Is moonlighting only a secondary source of income?


Is moonlighting only a secondary source of income?, person, project, employer, covid19, pandemic, money, profile, job, skill, employee, training, organization, ethics, company, data, property, primary, secondary


As offices try to get back to the pre-COVID mode of functioning, a word that keeps cropping up is “moonlighting”.

When a person works on a side project of his own or for an employer other than his regular one, he is “moonlighting”. Before the COVID19 pandemic made work from home normal, companies did not allow employees to moonlight, especially where there was a conflict of interest.

Today, employees moonlight to make money, learn some skills or try out a new work profile without giving up their regular job. Employers, fighting the business slump, have cut back on training budgets and this could be pushing employees to learn new skills on the side.

Unless there are processes in place, a big loophole in WFH is that the employer cannot monitor the employee in his home during work hours, especially when not enough work is given to keep the employee busy.

Ethics aside, if the terms of employment restrict moonlighting, I feel it should be avoided. As an organization, we need to understand that a worker’s performance in the primary job could suffer if moonlighting has left him tired. There are also concerns about misuse of company resources, data leakage and abuse of intellectual property. An employee striving to meet targets in his moonlighting job could skip his primary employer’s work.

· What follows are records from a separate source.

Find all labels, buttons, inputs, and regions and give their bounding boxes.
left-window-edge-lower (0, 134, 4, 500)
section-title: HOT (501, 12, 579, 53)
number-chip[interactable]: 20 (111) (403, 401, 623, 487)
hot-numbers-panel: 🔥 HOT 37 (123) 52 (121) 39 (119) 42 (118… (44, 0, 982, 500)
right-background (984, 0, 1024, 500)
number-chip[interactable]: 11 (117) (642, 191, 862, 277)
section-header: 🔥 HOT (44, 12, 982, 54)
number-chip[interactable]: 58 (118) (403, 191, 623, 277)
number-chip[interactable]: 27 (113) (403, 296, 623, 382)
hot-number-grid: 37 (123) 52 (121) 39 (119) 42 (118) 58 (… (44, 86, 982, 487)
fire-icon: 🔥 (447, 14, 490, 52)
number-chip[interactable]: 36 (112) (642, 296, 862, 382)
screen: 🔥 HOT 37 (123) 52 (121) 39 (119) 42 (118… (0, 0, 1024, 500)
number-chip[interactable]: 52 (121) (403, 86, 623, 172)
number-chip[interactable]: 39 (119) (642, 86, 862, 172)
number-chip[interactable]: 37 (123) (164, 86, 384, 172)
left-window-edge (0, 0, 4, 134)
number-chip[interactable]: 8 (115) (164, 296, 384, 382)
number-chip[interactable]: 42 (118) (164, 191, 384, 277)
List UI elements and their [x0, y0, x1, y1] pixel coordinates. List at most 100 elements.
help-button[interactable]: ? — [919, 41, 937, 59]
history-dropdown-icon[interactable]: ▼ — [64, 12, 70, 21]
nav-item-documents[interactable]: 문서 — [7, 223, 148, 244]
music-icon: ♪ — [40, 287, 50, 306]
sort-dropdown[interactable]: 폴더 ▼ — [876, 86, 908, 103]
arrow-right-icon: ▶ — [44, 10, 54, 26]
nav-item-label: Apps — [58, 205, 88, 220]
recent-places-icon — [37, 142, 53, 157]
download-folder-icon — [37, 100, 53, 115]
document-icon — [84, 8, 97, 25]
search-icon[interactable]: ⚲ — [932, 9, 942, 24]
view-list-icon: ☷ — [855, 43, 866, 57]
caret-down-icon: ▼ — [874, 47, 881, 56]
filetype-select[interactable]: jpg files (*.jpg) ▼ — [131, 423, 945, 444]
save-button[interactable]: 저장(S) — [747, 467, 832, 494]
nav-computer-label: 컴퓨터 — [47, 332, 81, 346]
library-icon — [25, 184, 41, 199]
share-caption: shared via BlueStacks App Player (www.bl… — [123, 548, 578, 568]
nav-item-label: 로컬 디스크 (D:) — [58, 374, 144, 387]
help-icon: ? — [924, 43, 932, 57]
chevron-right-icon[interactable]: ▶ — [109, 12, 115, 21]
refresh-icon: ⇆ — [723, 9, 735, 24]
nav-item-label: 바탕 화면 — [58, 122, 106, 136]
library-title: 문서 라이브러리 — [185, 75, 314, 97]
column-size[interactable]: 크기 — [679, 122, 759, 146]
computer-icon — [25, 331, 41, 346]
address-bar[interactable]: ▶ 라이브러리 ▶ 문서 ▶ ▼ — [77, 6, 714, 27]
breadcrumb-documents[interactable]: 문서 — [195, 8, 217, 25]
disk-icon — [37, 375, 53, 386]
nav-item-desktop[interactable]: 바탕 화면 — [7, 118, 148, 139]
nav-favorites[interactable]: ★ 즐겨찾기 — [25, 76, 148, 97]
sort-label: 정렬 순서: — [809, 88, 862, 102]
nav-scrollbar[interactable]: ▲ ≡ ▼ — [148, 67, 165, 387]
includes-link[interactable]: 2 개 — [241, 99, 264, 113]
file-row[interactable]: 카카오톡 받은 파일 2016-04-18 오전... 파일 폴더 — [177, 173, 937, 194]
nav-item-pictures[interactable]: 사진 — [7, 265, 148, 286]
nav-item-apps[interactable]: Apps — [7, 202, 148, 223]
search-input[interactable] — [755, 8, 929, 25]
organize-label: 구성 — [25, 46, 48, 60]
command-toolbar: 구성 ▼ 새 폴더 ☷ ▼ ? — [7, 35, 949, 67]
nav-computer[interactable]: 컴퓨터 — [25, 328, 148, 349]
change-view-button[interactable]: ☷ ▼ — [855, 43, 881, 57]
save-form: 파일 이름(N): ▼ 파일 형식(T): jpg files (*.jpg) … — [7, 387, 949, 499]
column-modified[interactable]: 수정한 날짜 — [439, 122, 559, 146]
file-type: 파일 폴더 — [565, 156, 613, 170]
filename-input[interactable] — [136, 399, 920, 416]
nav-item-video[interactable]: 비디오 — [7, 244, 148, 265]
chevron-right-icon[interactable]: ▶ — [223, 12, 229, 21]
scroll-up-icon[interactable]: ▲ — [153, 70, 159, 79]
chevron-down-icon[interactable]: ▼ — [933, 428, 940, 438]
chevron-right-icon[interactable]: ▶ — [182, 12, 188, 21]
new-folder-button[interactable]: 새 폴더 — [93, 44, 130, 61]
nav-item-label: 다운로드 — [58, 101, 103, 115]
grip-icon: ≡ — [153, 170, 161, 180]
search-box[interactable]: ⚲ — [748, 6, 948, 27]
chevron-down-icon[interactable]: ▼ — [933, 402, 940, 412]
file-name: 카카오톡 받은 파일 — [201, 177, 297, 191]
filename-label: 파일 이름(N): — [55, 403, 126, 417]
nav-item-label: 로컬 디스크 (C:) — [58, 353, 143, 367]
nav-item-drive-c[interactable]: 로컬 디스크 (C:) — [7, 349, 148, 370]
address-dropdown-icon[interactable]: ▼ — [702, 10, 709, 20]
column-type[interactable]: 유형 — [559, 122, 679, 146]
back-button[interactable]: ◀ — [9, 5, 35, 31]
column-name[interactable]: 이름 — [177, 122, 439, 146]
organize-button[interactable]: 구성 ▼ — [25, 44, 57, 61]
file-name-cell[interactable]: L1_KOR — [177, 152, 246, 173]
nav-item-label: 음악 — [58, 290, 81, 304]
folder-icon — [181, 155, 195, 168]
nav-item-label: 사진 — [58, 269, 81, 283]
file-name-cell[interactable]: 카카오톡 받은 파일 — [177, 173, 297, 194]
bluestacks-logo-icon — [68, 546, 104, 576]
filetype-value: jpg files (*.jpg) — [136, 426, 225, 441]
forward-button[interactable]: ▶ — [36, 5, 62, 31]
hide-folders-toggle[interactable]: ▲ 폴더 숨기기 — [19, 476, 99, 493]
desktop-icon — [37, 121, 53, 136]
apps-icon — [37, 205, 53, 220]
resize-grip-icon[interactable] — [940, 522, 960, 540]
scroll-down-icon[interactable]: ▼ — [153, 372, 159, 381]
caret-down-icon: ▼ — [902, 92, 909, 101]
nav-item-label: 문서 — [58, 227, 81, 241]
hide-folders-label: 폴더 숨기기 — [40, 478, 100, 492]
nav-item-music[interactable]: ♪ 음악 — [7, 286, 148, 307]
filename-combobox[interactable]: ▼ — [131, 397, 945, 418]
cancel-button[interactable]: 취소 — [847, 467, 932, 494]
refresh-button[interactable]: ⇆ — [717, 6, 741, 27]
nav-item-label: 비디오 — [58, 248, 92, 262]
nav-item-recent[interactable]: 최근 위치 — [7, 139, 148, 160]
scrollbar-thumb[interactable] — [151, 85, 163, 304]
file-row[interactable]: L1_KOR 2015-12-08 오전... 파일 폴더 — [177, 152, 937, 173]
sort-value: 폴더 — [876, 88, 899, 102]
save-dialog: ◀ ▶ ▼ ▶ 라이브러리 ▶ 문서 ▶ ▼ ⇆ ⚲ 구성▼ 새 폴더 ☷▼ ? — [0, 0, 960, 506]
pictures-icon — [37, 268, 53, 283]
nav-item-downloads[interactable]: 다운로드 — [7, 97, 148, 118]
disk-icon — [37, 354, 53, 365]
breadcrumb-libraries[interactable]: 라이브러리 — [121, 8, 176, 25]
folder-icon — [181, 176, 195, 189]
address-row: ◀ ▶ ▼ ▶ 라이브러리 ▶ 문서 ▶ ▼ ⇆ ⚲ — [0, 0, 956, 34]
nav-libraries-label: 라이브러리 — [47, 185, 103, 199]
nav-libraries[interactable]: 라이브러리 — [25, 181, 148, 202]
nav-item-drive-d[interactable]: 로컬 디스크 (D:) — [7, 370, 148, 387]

As with every new phenomenon, moonlighting has its pros and cons, and we need to have well-thought-out processes to handle it.

Before the COVID19 pandemic, hardly any business outside the information technology sector had laid down processes for WFH. But now, almost all companies have introduced WFH wherever possible.

It is too early to accept or rule out moonlighting. But we must accept that it has its impact much beyond just being a simple secondary source of income.